Natalie Bino

Portrait d’une transitionnaire

Natalie Bino a fondé Zero Waste Switzerland en 2015 et en est aujourd’hui co-directrice. Au menu de cette association : dépasser le cycle vertueux de recyclage des déchets pour carrément affamer nos poubelles. Si elle est convaincue que nos manières de consommer passe par un questionnement individuel de nos désirs et références, Natalie s’impatiente devant le manque de réactivité politique. Pour cette adepte également engagée au sein de Hautemorges en transition, la cause du zéro déchet va gagner en visibilité en 2022 !

Entretien réalisé par Muriel Raemy

En Suisse, 700 kilos de déchets par personne et par an sont produits. Cherchez l’erreur !

Natalie Bino

Muriel : L’association ZeroWaste Switzerland vient d’adopter un nouveau logo, celui d’une planète cabossée et tâchée. Pourquoi ce choix, est-ce un aveu d’échec face à l’ampleur des défis ?

Natalie : Non, au contraire ! Nous voulons faire évoluer l’identité de l’association pour mieux communiquer notre objectif premier : rendre son beau vert brillant à notre planète ! Notre ancien symbole, la roue de l’économie circulaire, a perdu de son sens pour être aujourd’hui très souvent associé au recyclage uniquement. Or notre but est la réduction massive des déchets à la source et avec eux le gaspillage indécent des ressources.

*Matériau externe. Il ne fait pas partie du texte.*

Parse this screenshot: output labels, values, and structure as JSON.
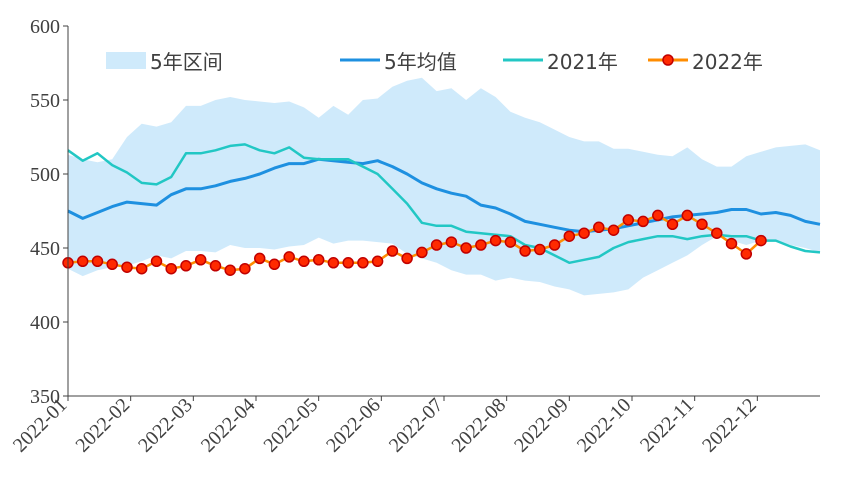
{
  "chart_data": {
    "type": "line",
    "ylim": [
      350,
      600
    ],
    "yticks": [
      "350",
      "400",
      "450",
      "500",
      "550",
      "600"
    ],
    "xticks": [
      "2022-01",
      "2022-02",
      "2022-03",
      "2022-04",
      "2022-05",
      "2022-06",
      "2022-07",
      "2022-08",
      "2022-09",
      "2022-10",
      "2022-11",
      "2022-12"
    ],
    "x_weeks": [
      0,
      1,
      2,
      3,
      4,
      5,
      6,
      7,
      8,
      9,
      10,
      11,
      12,
      13,
      14,
      15,
      16,
      17,
      18,
      19,
      20,
      21,
      22,
      23,
      24,
      25,
      26,
      27,
      28,
      29,
      30,
      31,
      32,
      33,
      34,
      35,
      36,
      37,
      38,
      39,
      40,
      41,
      42,
      43,
      44,
      45,
      46,
      47,
      48,
      49,
      50,
      51
    ],
    "legend": {
      "band": "5年区间",
      "mean": "5年均值",
      "y2021": "2021年",
      "y2022": "2022年"
    },
    "colors": {
      "band": "#cfeafb",
      "mean": "#1e90e0",
      "y2021": "#22c7c4",
      "y2022_line": "#ff8c00",
      "y2022_marker": "#ff2a00",
      "y2022_marker_edge": "#c00000",
      "axis": "#404040"
    },
    "series": [
      {
        "name": "5年区间",
        "upper": [
          513,
          510,
          508,
          510,
          525,
          534,
          532,
          535,
          546,
          546,
          550,
          552,
          550,
          549,
          548,
          549,
          545,
          538,
          546,
          540,
          550,
          551,
          559,
          563,
          565,
          556,
          558,
          550,
          558,
          552,
          542,
          538,
          535,
          530,
          525,
          522,
          522,
          517,
          517,
          515,
          513,
          512,
          518,
          510,
          505,
          505,
          512,
          515,
          518,
          519,
          520,
          516
        ],
        "lower": [
          436,
          431,
          435,
          437,
          438,
          441,
          445,
          443,
          448,
          448,
          447,
          452,
          450,
          450,
          449,
          451,
          452,
          457,
          453,
          455,
          455,
          454,
          453,
          446,
          443,
          440,
          435,
          432,
          432,
          428,
          430,
          428,
          427,
          424,
          422,
          418,
          419,
          420,
          422,
          430,
          435,
          440,
          445,
          452,
          458,
          455,
          452,
          455,
          455,
          452,
          450,
          447
        ]
      },
      {
        "name": "5年均值",
        "values": [
          475,
          470,
          474,
          478,
          481,
          480,
          479,
          486,
          490,
          490,
          492,
          495,
          497,
          500,
          504,
          507,
          507,
          510,
          509,
          508,
          507,
          509,
          505,
          500,
          494,
          490,
          487,
          485,
          479,
          477,
          473,
          468,
          466,
          464,
          462,
          461,
          462,
          463,
          465,
          467,
          469,
          471,
          472,
          473,
          474,
          476,
          476,
          473,
          474,
          472,
          468,
          466
        ]
      },
      {
        "name": "2021年",
        "values": [
          516,
          509,
          514,
          506,
          501,
          494,
          493,
          498,
          514,
          514,
          516,
          519,
          520,
          516,
          514,
          518,
          511,
          510,
          510,
          510,
          505,
          500,
          490,
          480,
          467,
          465,
          465,
          461,
          460,
          459,
          458,
          452,
          450,
          445,
          440,
          442,
          444,
          450,
          454,
          456,
          458,
          458,
          456,
          458,
          459,
          458,
          458,
          455,
          455,
          451,
          448,
          447
        ]
      },
      {
        "name": "2022年",
        "values": [
          440,
          441,
          441,
          439,
          437,
          436,
          441,
          436,
          438,
          442,
          438,
          435,
          436,
          443,
          439,
          444,
          441,
          442,
          440,
          440,
          440,
          441,
          448,
          443,
          447,
          452,
          454,
          450,
          452,
          455,
          454,
          448,
          449,
          452,
          458,
          460,
          464,
          462,
          469,
          468,
          472,
          466,
          472,
          466,
          460,
          453,
          446,
          455
        ]
      }
    ]
  }
}
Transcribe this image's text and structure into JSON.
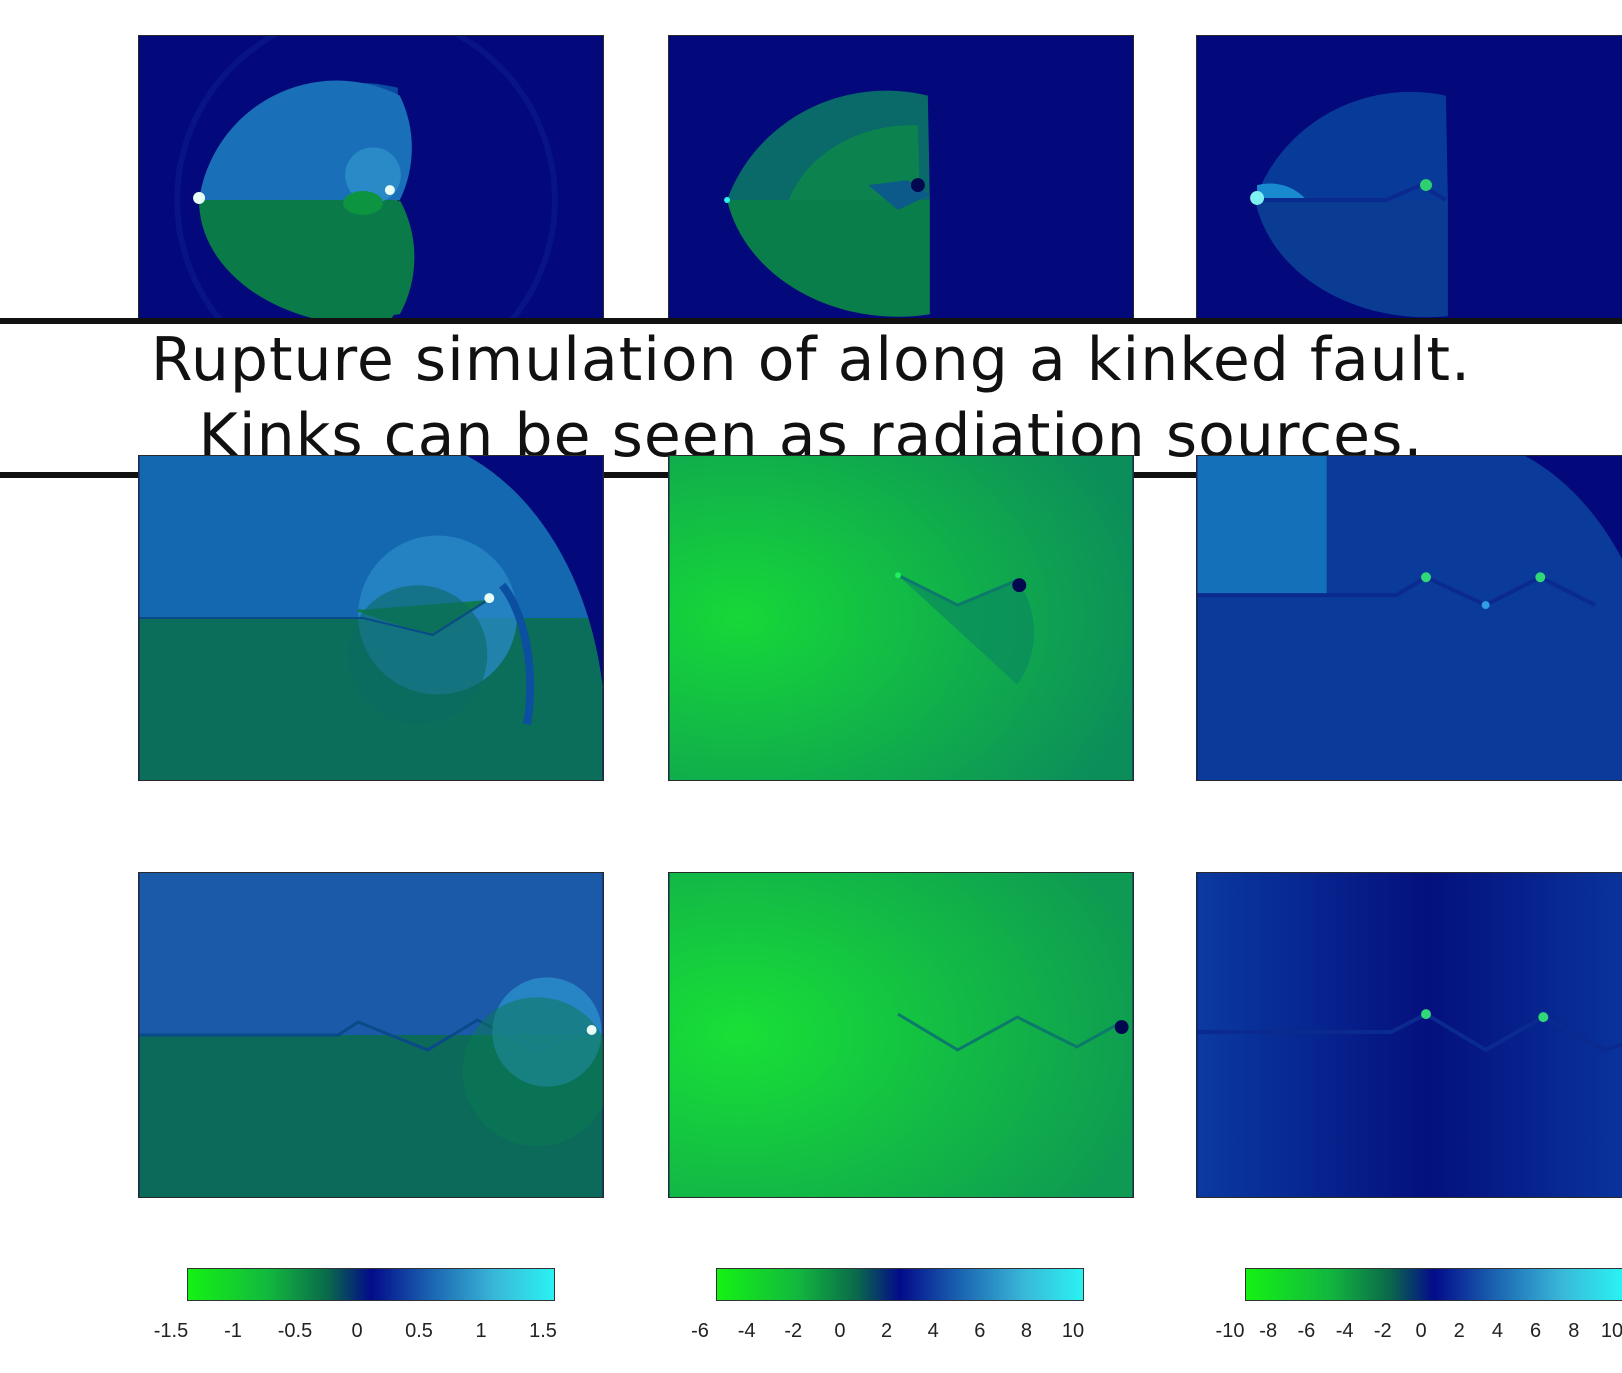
{
  "caption": {
    "line1": "Rupture simulation of along a kinked fault.",
    "line2": "Kinks can be seen as radiation sources."
  },
  "colorbars": [
    {
      "ticks": [
        "-1.5",
        "-1",
        "-0.5",
        "0",
        "0.5",
        "1",
        "1.5"
      ]
    },
    {
      "ticks": [
        "-6",
        "-4",
        "-2",
        "0",
        "2",
        "4",
        "6",
        "8",
        "10"
      ]
    },
    {
      "ticks": [
        "-10",
        "-8",
        "-6",
        "-4",
        "-2",
        "0",
        "2",
        "4",
        "6",
        "8",
        "10"
      ]
    }
  ],
  "colors": {
    "deep_blue": "#03087a",
    "green": "#14f214",
    "cyan": "#2af2f2",
    "mid_green": "#0f9a46"
  }
}
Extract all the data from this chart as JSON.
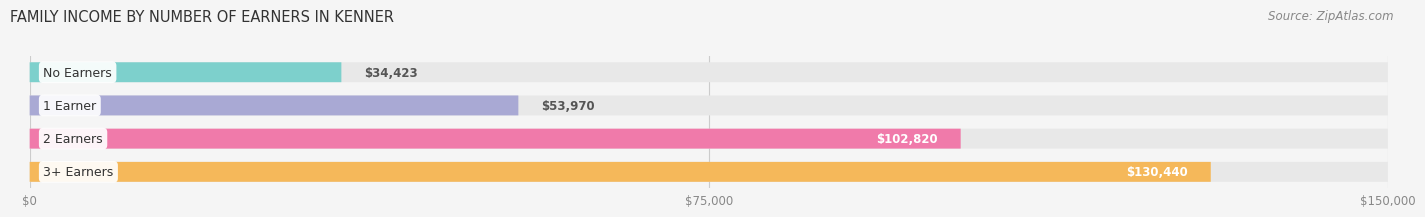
{
  "title": "FAMILY INCOME BY NUMBER OF EARNERS IN KENNER",
  "source": "Source: ZipAtlas.com",
  "categories": [
    "No Earners",
    "1 Earner",
    "2 Earners",
    "3+ Earners"
  ],
  "values": [
    34423,
    53970,
    102820,
    130440
  ],
  "labels": [
    "$34,423",
    "$53,970",
    "$102,820",
    "$130,440"
  ],
  "bar_colors": [
    "#7dd0cc",
    "#a9a9d4",
    "#f07aaa",
    "#f5b85a"
  ],
  "bar_bg_color": "#e8e8e8",
  "background_color": "#f5f5f5",
  "xlim": [
    0,
    150000
  ],
  "xtick_labels": [
    "$0",
    "$75,000",
    "$150,000"
  ],
  "xtick_values": [
    0,
    75000,
    150000
  ],
  "title_fontsize": 10.5,
  "source_fontsize": 8.5,
  "label_fontsize": 8.5,
  "bar_label_fontsize": 8.5,
  "category_fontsize": 9
}
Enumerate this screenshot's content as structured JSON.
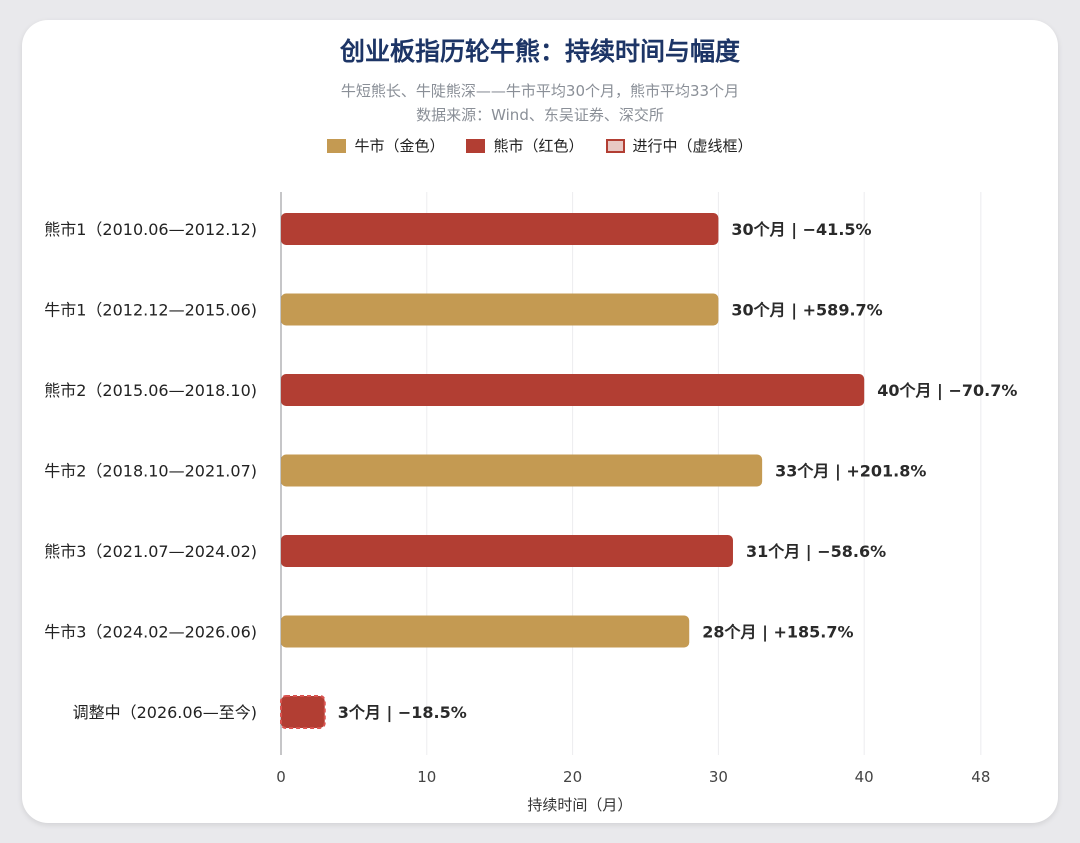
{
  "title": "创业板指历轮牛熊：持续时间与幅度",
  "subtitle_line1": "牛短熊长、牛陡熊深——牛市平均30个月，熊市平均33个月",
  "subtitle_line2": "数据来源：Wind、东吴证券、深交所",
  "legend": [
    {
      "label": "牛市（金色）",
      "color": "#c49a52",
      "style": "solid"
    },
    {
      "label": "熊市（红色）",
      "color": "#b23e33",
      "style": "solid"
    },
    {
      "label": "进行中（虚线框）",
      "color": "#e8c8c4",
      "style": "dashed-border"
    }
  ],
  "colors": {
    "bull": "#c49a52",
    "bear": "#b23e33",
    "ongoing": "#b23e33"
  },
  "chart_data": {
    "type": "bar",
    "orientation": "horizontal",
    "categories": [
      "熊市1（2010.06—2012.12)",
      "牛市1（2012.12—2015.06)",
      "熊市2（2015.06—2018.10)",
      "牛市2（2018.10—2021.07)",
      "熊市3（2021.07—2024.02)",
      "牛市3（2024.02—2026.06)",
      "调整中（2026.06—至今)"
    ],
    "values": [
      30,
      30,
      40,
      33,
      31,
      28,
      3
    ],
    "kinds": [
      "bear",
      "bull",
      "bear",
      "bull",
      "bear",
      "bull",
      "ongoing"
    ],
    "data_labels": [
      "30个月 | −41.5%",
      "30个月 | +589.7%",
      "40个月 | −70.7%",
      "33个月 | +201.8%",
      "31个月 | −58.6%",
      "28个月 | +185.7%",
      "3个月 | −18.5%"
    ],
    "xlabel": "持续时间（月）",
    "ylabel": "",
    "xlim": [
      0,
      48
    ],
    "xticks": [
      0,
      10,
      20,
      30,
      40,
      48
    ],
    "grid": "vertical"
  }
}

M : Comment s’y prend l’association ?

N : Un peu plus d’une centaine de bénévoles sont sur le terrain. Nous organisons des conférences, des ateliers, des semaines thématiques dans les écoles, des formations destinées à différents publics et collectivités. Nous avons, par exemple, accompagné 40 familles du Val-de-Ruz sur une année. Deux projets pilotes sont en cours dans les communes de Carouge (GE) et de Mendrisio (TI). Nous avons mis sur pied des programmes sur mesure, adaptés aux demandes spécifiques des mairies et à leur territoire : guides d’action, formation au niveau de l’administration, ateliers pour les entreprises ou du coaching ciblé en famille. Les poubelles des ménages du Val-de-Ruz ont diminué de presque 50% après 3 mois ! Et ce n’est pas le résultat d’un recyclage plus ciblé, mais bel et bien de l’adoption de nouveaux réflexes de consommation durablement installés. La première des 5 règles – les fameux 5R – et celle de refuser. Refuser d’acheter ce dont on n’a pas besoin, refuser le drill marketing !!

M : Ré-expliquer maintes fois les mêmes conseils aux débutant-e-s que beaucoup d’entre nous sommes, convaincre les milieux économiques : comment restes-tu motivée ?

N : Je sais que le zéro déchet n’est que le premier pas. Certaines personnes vivent une espèce de déclic, une réalisation qui remet en cause de nombreux aspects de leur vie : comment elles et ils utilisent leur argent, se nourrissent, se déplacent, se logent, etc. Quelle joie de pouvoir accompagner ces prises de conscience !

Mais il faut passer à la vitesse supérieure : l’emprunte matérielle de la Suisse est énorme en comparaison de celle des pays de l’Union européenne. Notre pays produit 80 à 90 millions de tonnes par an pour faire face à la demande dans les secteurs de la construction de bâtiments et de voitures, de la consommation d’appareils à la complexité technique qui rend leur recyclage impossible et mobilise des ressources considérables pour extraire les minéraux qui les composent. C’est sur l’ensemble des producteurs et des acteurs de la chaîne d’approvisionnement qu’il faut agir. Au parlement européen, nos voisins pratiquent un lobbyisme intense en matière de réduction des déchets. Qu’attend-on pour en faire de même en Suisse ? Notre nouveau président, Nicolas Walder, conseiller national et vice-président des Vert-e-s, porte nos arguments et nos scénarios pour inciter à l’action. Dans tous les cas, en 2022, nous allons nous concentrer sur notre projet « Adoptons le Zéro Déchet » et créer ainsi un réseau national de commerces et restaurants favorables au zéro déchet.